Pek çok gazete, dergi ve seçkilerde deneme, şiir, öykü, felsefi ve siyasi yazılarım, söyleşilerim yayınlandı. Cumhuriyet Kitap, Radikal Kitap, Evrensel Gazetesi, Gazete Duvar, Artıgerçek, Berfin Bahar, Simurg, Şiir Ülkesi, Sincan İstasyonu, Eski Edebiyat, Akatalpa, Yeni E, Sarmal Çevrim, Mavi... İsmini sayamadıklarım bağışlasınlar. Çok var. Şiir üzerinden bir hiyerarşi ve iktidar kurulması bana göre şeyler değil. Bu yüzden şiir yarışmalarına da katılmıyorum yıllardır. 2002 yılında ilk şiirlerime şimdi Cemal Süreya Şiir Ödülü olarak süren Hatay Şiir Yarışması'nda ödül de vermişlerdi. Sonra kendi dizelerimi, başka şairlerin dizeleriyle yarıştırmak saçma geldi bana. Ne jüri ne de katılımcı olarak katılmıyorum şiir yarışmalarına. Bunun nedeni, belirttiğim gibi sadece yarışmaların güvenilirliğini yitirmesi değil. Ontolojik bir reddiye benimkisi...
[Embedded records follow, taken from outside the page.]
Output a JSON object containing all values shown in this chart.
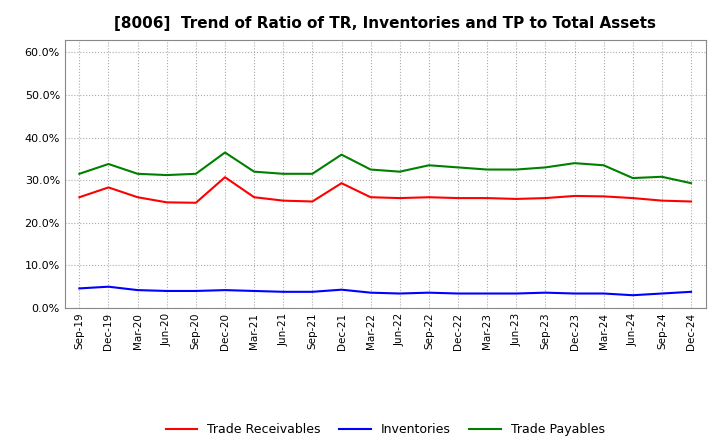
{
  "title": "[8006]  Trend of Ratio of TR, Inventories and TP to Total Assets",
  "x_labels": [
    "Sep-19",
    "Dec-19",
    "Mar-20",
    "Jun-20",
    "Sep-20",
    "Dec-20",
    "Mar-21",
    "Jun-21",
    "Sep-21",
    "Dec-21",
    "Mar-22",
    "Jun-22",
    "Sep-22",
    "Dec-22",
    "Mar-23",
    "Jun-23",
    "Sep-23",
    "Dec-23",
    "Mar-24",
    "Jun-24",
    "Sep-24",
    "Dec-24"
  ],
  "trade_receivables": [
    0.26,
    0.283,
    0.26,
    0.248,
    0.247,
    0.307,
    0.26,
    0.252,
    0.25,
    0.293,
    0.26,
    0.258,
    0.26,
    0.258,
    0.258,
    0.256,
    0.258,
    0.263,
    0.262,
    0.258,
    0.252,
    0.25
  ],
  "inventories": [
    0.046,
    0.05,
    0.042,
    0.04,
    0.04,
    0.042,
    0.04,
    0.038,
    0.038,
    0.043,
    0.036,
    0.034,
    0.036,
    0.034,
    0.034,
    0.034,
    0.036,
    0.034,
    0.034,
    0.03,
    0.034,
    0.038
  ],
  "trade_payables": [
    0.315,
    0.338,
    0.315,
    0.312,
    0.315,
    0.365,
    0.32,
    0.315,
    0.315,
    0.36,
    0.325,
    0.32,
    0.335,
    0.33,
    0.325,
    0.325,
    0.33,
    0.34,
    0.335,
    0.305,
    0.308,
    0.293
  ],
  "tr_color": "#ff0000",
  "inv_color": "#0000ff",
  "tp_color": "#008000",
  "ylim": [
    0.0,
    0.63
  ],
  "yticks": [
    0.0,
    0.1,
    0.2,
    0.3,
    0.4,
    0.5,
    0.6
  ],
  "background_color": "#ffffff",
  "grid_color": "#aaaaaa"
}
Ufukta yeni bir kitap gözüküyor mu?

Yeni bir roman çalışması içindeyim. 1990'lı yılların siyasi süreçleriyle, o dönemin travmasıyla hesap kaçırmadan bir yüzleşme romanı. Aslında bir kayıp kuşak hikâyesi... Edebiyatımızda bütünlüklü bir şekilde işlenmedi bizim kuşağın trajedisi. Evdeki hesap çarşıya uyarsa sonbahar gibi görücüye çıkartırız.